Николай Владимирович достал из шкафа старый портфель и, приготовившись к долгому перебиранию бумажек, раскрыл пожелтевшую от времени картонную папку. Первый же голубоватый клочок бумаги оказался тем, что он собирался весь вечер искать - это был билет дома культуры газеты "Правда" со штампом "23 октября 1963 г."

Он пытался вспомнить, был ли тут хоть раз с тех пор, но не мог. Наверное, нет, потому что зал показался незнакомым, и, кстати, раньше он был, вроде бы, побольше. Николай Владимирович нашел свое место и стал с интересом наблюдать, как заполняется зал. Сначала его удивляло, что совсем нет молодежи, но, вспомнив, по какому поводу он здесь, удивляться перестал.  Да откуда тут было взяться молодежи, если пришли сюда те, кому тридцать лет назад было лет по тридцать, а то и по сорок - именно их кумиром был в те годы Окуджава. Вдоль рядов ходили какие-то женщины в форменных шапочках и раздавали бланки, которые просили заполнить.

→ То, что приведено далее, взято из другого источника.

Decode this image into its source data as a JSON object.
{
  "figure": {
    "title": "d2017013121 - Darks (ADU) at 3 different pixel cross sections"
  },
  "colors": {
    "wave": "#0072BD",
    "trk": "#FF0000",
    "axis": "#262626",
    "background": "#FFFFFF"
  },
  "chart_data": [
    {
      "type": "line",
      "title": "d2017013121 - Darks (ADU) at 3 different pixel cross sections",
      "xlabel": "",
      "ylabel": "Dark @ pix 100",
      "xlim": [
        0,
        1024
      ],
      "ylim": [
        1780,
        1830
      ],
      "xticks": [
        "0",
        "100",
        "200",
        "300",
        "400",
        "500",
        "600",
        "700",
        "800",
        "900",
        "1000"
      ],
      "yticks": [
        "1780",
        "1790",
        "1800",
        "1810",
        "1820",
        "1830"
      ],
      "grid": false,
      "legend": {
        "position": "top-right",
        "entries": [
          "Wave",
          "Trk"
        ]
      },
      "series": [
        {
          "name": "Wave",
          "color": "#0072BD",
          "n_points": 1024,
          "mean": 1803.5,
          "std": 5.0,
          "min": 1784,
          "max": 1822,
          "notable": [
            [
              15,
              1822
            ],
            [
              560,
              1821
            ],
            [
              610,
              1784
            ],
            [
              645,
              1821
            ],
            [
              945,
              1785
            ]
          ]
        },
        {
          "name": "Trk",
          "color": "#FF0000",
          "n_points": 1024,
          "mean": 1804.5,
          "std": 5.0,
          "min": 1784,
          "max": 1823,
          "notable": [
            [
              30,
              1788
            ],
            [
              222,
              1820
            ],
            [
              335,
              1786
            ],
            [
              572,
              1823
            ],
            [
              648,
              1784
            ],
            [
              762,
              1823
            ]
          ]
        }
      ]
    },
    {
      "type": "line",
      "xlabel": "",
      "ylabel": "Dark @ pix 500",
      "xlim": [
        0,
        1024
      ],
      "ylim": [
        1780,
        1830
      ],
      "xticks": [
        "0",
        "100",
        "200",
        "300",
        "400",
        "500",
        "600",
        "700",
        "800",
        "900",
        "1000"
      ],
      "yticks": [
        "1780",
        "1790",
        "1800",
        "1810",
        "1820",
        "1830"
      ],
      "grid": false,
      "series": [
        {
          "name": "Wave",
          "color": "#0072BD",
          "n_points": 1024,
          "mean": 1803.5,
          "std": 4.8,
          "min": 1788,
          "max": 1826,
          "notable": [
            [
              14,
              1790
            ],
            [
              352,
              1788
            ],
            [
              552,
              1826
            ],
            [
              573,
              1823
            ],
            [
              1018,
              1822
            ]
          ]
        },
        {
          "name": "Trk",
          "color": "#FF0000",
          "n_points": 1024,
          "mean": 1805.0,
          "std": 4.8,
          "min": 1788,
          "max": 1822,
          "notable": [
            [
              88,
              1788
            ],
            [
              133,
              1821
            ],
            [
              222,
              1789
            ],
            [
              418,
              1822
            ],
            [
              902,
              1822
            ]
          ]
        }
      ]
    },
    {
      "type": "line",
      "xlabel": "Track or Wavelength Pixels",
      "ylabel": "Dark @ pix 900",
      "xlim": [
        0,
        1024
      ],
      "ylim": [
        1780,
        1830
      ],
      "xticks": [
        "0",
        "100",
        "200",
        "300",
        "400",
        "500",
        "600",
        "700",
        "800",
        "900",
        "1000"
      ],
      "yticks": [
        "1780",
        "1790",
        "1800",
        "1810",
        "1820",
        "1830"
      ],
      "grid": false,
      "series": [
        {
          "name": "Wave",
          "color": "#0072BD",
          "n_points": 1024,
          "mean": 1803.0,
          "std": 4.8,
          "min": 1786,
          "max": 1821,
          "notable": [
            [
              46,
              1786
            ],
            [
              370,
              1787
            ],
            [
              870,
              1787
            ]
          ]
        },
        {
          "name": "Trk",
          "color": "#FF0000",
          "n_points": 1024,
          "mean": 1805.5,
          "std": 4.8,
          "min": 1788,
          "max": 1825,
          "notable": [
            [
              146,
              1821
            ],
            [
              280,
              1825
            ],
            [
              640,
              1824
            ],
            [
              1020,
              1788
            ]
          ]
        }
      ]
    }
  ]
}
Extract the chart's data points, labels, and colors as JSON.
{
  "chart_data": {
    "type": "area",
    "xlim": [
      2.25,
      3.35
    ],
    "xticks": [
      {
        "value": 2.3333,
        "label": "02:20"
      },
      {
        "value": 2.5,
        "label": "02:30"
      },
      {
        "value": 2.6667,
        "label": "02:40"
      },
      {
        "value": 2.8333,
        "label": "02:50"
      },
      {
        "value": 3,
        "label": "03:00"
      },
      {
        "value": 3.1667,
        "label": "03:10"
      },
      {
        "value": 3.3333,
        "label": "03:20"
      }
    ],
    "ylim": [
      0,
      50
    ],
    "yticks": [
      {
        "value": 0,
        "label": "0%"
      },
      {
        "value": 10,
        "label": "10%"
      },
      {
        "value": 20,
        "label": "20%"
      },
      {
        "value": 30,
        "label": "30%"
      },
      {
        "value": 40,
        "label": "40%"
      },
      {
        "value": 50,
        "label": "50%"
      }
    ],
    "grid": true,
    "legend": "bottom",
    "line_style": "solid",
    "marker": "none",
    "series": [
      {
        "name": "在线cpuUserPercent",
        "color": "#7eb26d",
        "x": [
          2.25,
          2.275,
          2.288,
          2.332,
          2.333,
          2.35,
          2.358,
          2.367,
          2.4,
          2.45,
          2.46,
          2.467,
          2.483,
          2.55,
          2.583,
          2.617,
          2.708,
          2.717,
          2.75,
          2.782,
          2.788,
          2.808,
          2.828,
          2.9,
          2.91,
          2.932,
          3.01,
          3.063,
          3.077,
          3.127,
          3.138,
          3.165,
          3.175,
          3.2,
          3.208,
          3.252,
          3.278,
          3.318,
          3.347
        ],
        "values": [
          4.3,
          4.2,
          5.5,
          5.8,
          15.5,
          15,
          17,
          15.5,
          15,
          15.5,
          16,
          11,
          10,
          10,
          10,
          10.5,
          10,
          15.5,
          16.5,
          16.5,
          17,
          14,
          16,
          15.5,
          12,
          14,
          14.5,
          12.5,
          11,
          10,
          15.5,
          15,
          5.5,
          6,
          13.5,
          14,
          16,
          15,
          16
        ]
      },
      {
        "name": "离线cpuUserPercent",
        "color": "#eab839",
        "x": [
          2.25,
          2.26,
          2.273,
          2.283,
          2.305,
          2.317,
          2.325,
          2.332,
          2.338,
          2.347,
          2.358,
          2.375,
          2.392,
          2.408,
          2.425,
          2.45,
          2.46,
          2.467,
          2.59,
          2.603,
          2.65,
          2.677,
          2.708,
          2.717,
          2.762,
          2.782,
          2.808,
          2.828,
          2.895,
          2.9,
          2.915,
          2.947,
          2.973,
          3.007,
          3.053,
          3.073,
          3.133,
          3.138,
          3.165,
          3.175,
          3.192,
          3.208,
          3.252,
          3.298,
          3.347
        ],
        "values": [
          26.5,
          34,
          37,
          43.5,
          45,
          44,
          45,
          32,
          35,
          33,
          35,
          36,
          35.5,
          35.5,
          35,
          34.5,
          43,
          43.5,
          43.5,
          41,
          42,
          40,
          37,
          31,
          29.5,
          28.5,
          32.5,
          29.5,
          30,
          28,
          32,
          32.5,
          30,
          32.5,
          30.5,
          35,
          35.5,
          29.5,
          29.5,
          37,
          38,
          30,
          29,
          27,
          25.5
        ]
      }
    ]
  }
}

Время шло, но много, пожалуй, чересчур много мест оставалось свободными, и от этого Николаю Владимировичу становилось не по себе. Однако он успокоил себя, что это вовсе не обязательно означает, что людей, не пришедших на концерт, уже нет на свете, - мало ли где они могут сейчас быть, в каком городе, в какой стране, ведь тридцать лет не шутка. Да и объявление увидели не все, а некоторые просто не нашли или не сохранили билеты, кто же мог предположить, что это всерьез. Он успокоился, и стал рассматривать рассаживающихся людей. Конечно, он никого не помнил, кроме, пожалуй, мужчины, сидящего прямо перед ним. Тридцать лет назад Николай Владимирович обратил на него внимание из-за его невероятной худобы, квадратных очков и рыжей шевелюры, похожей на шапку. Но главное, что Николаю Владимировичу запомнилось, так это то, что рыжий тип все время оглядывался и пялился на Клару. Конечно, именно поэтому он его и запомнил, а не из-за какой-то там шевелюры. Теперь это был полный, с солидным брюшком, человек в квадратных очках, с лысиной, прикрытой перьями рыжих волос. "Вот что сделала с нами жизнь", - грустно подумал Николай Владимирович, но пожалел почему-то не рыжего, а себя. Он не отрывал взгляда от входной двери, и чувствовал, как с каждой минутой у него все сильнее дрожат руки.
До начала концерта оставалось не больше пяти минут, а место рядом с ним пустовало. Клары не было. Если уж быть до конца честным, пришел он лишь для того, чтобы увидеть ее - иначе, что ему тут было делать? Но это вовсе не означало, что он чего-то ждал, на что-то рассчитывал, нет, просто - любопытство, не более того. Просто интересно, какой она стала. Тоже, небось, располнела, стала эдакой матроной - высокие женщины становятся солидными дамами, ничего не поделаешь. Он взглянул на рыжего и ощутил злорадное торжество: небось, теперь не будет весь вечер на нее глазеть.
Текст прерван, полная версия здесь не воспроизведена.